Hiring out Services, 1099's?

10 Replies

Good Afternoon Everyone,

If I have a property management company, do I have to give vendors a 1099 each time they perform work for me? What is your process for hiring out services such as Plumbing, HVAC, General Contracting, etc? Is there a threshold of how much the services can cost before you need to issue a 1099?

IRS FORM 1099 REPORTING REQUIREMENTS
The Internal Revenue Service (IRS) requires businesses (including not-for-profit organizations) to issue a Form 1099 to any individual or unincorporated business paid in excess of $600 per calendar year for services rendered. This is required whether these payments are spread out over the course of the year or are paid in one lump sum payment. This form is generally not required to be issued to incorporated businesses. The only exception is when payments are made to incorporated law firms. A 1099 must be issued whenever payments in excess of $600 per calendar year are made to law firms.
The most effective way to obtain the information needed to prepare the Form 1099 is by requiring that an IRS Form W-9 be completed prior to any payment being made. Blank W-9 forms can be obtained on page two.
The penalty for failure to file Form 1099 can be as much as 50% of the amount paid for services. The responsibility for filing the Form 1099 is on the organization paying for the services (each state component). It is the responsibility of the individual/business receiving the Form 1099 to handle it properly on their tax return.
The most immediate impact of this issue is on district payments to Adjudicators and other individuals. To be in compliance with IRS regulations, component association’s state offices must keep files of all payments made by district and state offices to individuals and unincorporated businesses so that at the end of each calendar year 1099s can be issued when appropriate.
The FSMA General Requisition forms and Adjudicator Requisition forms have been redone to accommodate these reporting requirements, and will be distributed directly to District Chairs. To answer questions from Adjudicators, state offices may wish to create a packet of information.

Simply put, if you're paying a company for services, there is no 1099. However, if you're paying an individual such as Joe Smith for plumbing work, once you've paid him $600 or more that year, you'll need to issue him a 1099.

As Derrick mentions, if they are incorporated, you are ok (just wave goodbye). If not, you have the 1099 at the threshold level. 

Bear in mind what is going on here: The IRS wants to track the income of smaller contractors who may not report it.  This one may be honored too much in the breach than in the adherence, however. 

Now, my other concern is that if your property manager does not know this, that is an issue. The idea of hiring out the management, is that they handle your vendors and the paper work. They should be all over this (or red flag there). 

Second concern is that more organized contractors (a corp or entity) may be better choices for reasons like these (tax, billing, etc), but I do know getting good help at a reasonable price can be a challenge. 

No, you do not issue a 1099 to any company (LLC, Corp, or any other type) regardless of how much or little you pay them.

This rule is only for when you're paying individual people. You might run into some people who won't want you to issue the 1099 because that means they have to pay taxes on their income (like everyone else!). No under the table for them if the amount is $600 or more within one year.

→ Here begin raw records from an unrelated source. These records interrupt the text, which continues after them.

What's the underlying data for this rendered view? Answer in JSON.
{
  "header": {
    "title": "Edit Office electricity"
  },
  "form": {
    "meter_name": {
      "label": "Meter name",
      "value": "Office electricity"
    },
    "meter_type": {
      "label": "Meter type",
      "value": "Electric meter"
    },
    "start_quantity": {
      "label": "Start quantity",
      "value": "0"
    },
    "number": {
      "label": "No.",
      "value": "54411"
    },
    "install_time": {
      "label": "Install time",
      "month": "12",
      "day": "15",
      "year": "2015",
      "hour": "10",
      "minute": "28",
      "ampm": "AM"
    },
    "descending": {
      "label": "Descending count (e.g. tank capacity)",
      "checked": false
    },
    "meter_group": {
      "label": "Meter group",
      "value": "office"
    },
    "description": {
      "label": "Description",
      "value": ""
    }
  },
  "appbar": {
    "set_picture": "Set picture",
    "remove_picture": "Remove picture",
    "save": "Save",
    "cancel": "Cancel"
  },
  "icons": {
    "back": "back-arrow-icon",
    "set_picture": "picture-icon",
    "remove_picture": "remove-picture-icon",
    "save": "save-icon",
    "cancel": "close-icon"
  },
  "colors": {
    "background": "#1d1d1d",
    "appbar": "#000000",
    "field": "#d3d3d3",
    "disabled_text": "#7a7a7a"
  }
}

Generally that threshold is any contracted services that exceed $600. If you're paying over that, then you'll need to 1099 them. What questions do you have about contractors, specifically?

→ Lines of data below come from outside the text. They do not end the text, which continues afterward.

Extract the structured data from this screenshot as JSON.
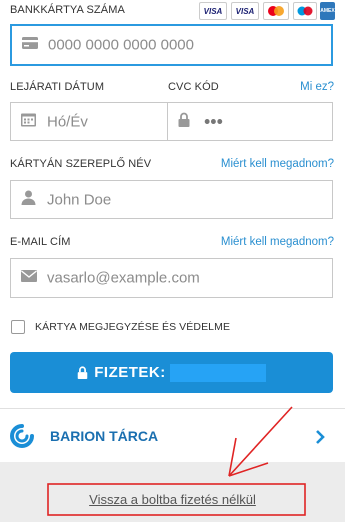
{
  "card_number": {
    "label": "BANKKÁRTYA SZÁMA",
    "placeholder": "0000 0000 0000 0000",
    "logos": [
      "VISA",
      "VISA",
      "mastercard",
      "maestro",
      "AMEX"
    ]
  },
  "expiry": {
    "label": "LEJÁRATI DÁTUM",
    "placeholder": "Hó/Év"
  },
  "cvc": {
    "label": "CVC KÓD",
    "help": "Mi ez?",
    "placeholder": "•••"
  },
  "cardholder": {
    "label": "KÁRTYÁN SZEREPLŐ NÉV",
    "help": "Miért kell megadnom?",
    "placeholder": "John Doe"
  },
  "email": {
    "label": "E-MAIL CÍM",
    "help": "Miért kell megadnom?",
    "placeholder": "vasarlo@example.com"
  },
  "remember": {
    "label": "KÁRTYA MEGJEGYZÉSE ÉS VÉDELME",
    "checked": false
  },
  "pay_button": {
    "label": "FIZETEK:"
  },
  "wallet": {
    "label": "BARION TÁRCA"
  },
  "footer": {
    "back_link": "Vissza a boltba fizetés nélkül"
  },
  "colors": {
    "accent": "#1a8ed6",
    "focus_border": "#2b9ae0",
    "annotation": "#e02424"
  }
}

Originally posted by @Devonte Dinkins :

Good Afternoon Everyone,

If I have a property management company, do I have to give vendors a 1099 each time they perform work for me? What is your process for hiring out services such as Plumbing, HVAC, General Contracting, etc? Is there a threshold of how much the services can cost before you need to issue a 1099?

 The key point here is having a property management company.  There are two ways this could go.  If YOU are issuing the checks out of YOUR account, then you are required to follow the 1099 guidelines.  

If, however, the property management issues the check out of its account - even though it is on your behalf - the property management needs to deal with the 1099 reporting and you are out of it.

The entities who need to be issued 1099-MISC forms to are those that receive more than $600 for services in the calendar year.  This includes if somebody issues you an invoice for a repair that includes both parts and labor on it.  You issue the 1099 for the total invoice amount - you do not break out the services separately from the parts.  It's up to the vendor to declare the parts as an expense.  Here are the entities that need a 1099:

1.  Individuals/Sole Proprietors

2.  LLCs (you don't know if they've elected taxation as a corp or as a partnership, so they all get one.

3.  Partnerships

4.  Professional corporations (most specifically, lawyers.  But also accountants, architects, etc.)

5. Any entity you pay commercial rent to, regardless of whether they are an LLC/Corp, etc.

Additionally, you need to issue a 1099-INT to any of the above entity types if you paid them more than $10 in a calendar year for loan interest (late fees do not count).  For you folks getting private loans and hard money loans, you should be issuing these.

It is always better to issue a 1099 to an entity that didn't require one than to not issue one to an entity that did.  

@Linda Weygant , Very Helpful. I will have my own management company for managing my properties, so I want to make sure I am operating correctly.  Any idea of how I should pay myself distributions each month from the management company? Will I need to fill out a 1099?